私は一度自分の教室にカバンを置きに行き、お弁当が入っている袋だけ持ち、陽介の教室に向かう。
陽介の教室に向かう途中で、チラチラと視線を感じた。
1年と3年はジャージーの色が違うので、無理もない。
ましてや、入学式であんな事を言ったのだから良くない印象が残っている訳だし。
それでも、私は陽介の教室だけを目指して足を進めた。
陽介のクラスである、3-Aの教室の前に着き小さく深呼吸をする。
恐る恐る教室のドアを開けると、中に居た人達が一斉にこちらを見た。
「誰?」
「1年じゃん」
「ってかあの子って……」
そんな声が耳に聞こえる。私はそんな声を聞こえないふりして、キョロキョロと教室を見渡した。
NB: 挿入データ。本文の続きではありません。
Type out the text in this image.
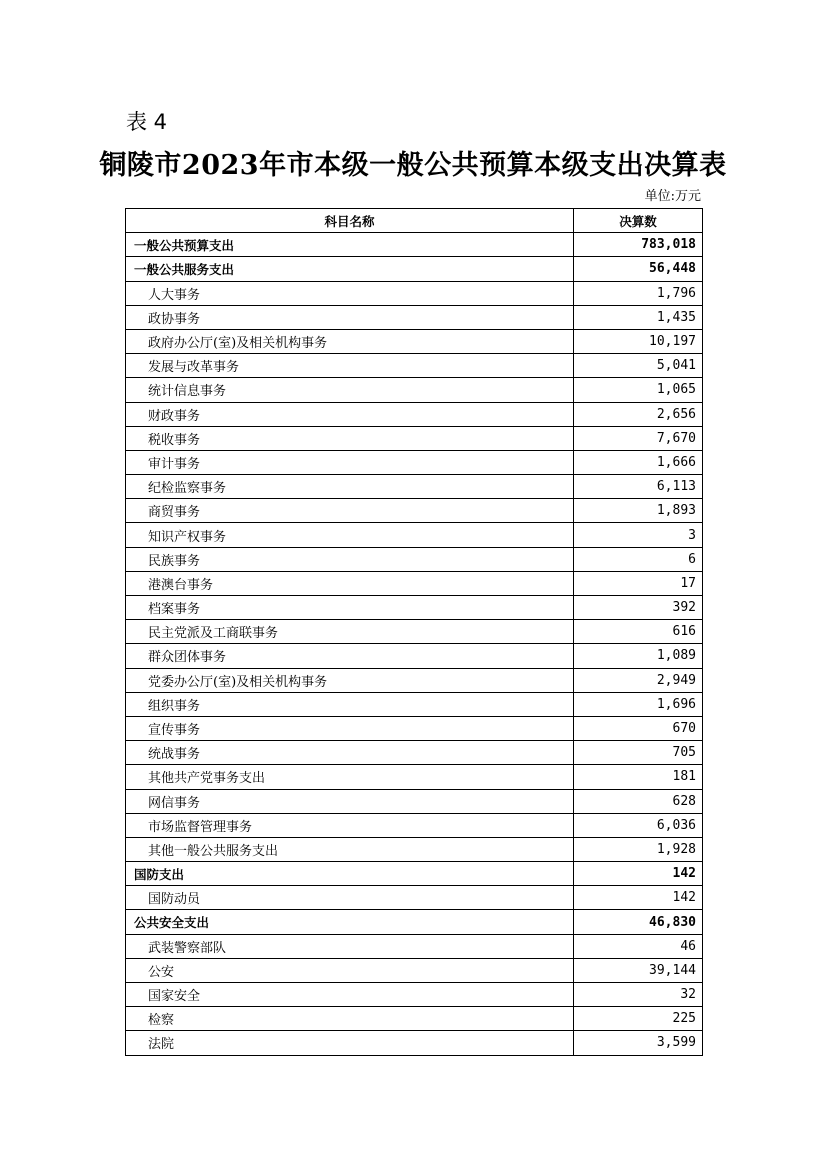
表 4
铜陵市2023年市本级一般公共预算本级支出决算表
单位:万元
科目名称	决算数
一般公共预算支出	783,018
一般公共服务支出	56,448
人大事务	1,796
政协事务	1,435
政府办公厅(室)及相关机构事务	10,197
发展与改革事务	5,041
统计信息事务	1,065
财政事务	2,656
税收事务	7,670
审计事务	1,666
纪检监察事务	6,113
商贸事务	1,893
知识产权事务	3
民族事务	6
港澳台事务	17
档案事务	392
民主党派及工商联事务	616
群众团体事务	1,089
党委办公厅(室)及相关机构事务	2,949
组织事务	1,696
宣传事务	670
统战事务	705
其他共产党事务支出	181
网信事务	628
市场监督管理事务	6,036
其他一般公共服务支出	1,928
国防支出	142
国防动员	142
公共安全支出	46,830
武装警察部队	46
公安	39,144
国家安全	32
检察	225
法院	3,599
そこには陽介は居なかった為、教室のドアを閉めようとした時、1人の声がした。
「あっれー?椿ちゃんじゃん。どったの?」
進藤先輩だった。進藤先輩は颯介と同じC組みの筈なのに、なんでここに居るんだろう?と疑問に思った。
「…えっと…」私は反射的にお弁当の袋をサッと体の後に隠す。
「あっ!何で俺がA組に居るの?って顔してるー!ほら、俺交友関係広いからさー」と聞いてもないのに、そう言いながら私に近付いて来た。
「あっ!椿ちゃん、約束しているデートなんだけどさ映画とかどう?見たい映画あるんだよねー!ってか何か隠してない?何持ってんの?」
進藤先輩は、周りに知られたくない事を一気にスピーカーの様に全体に発信した。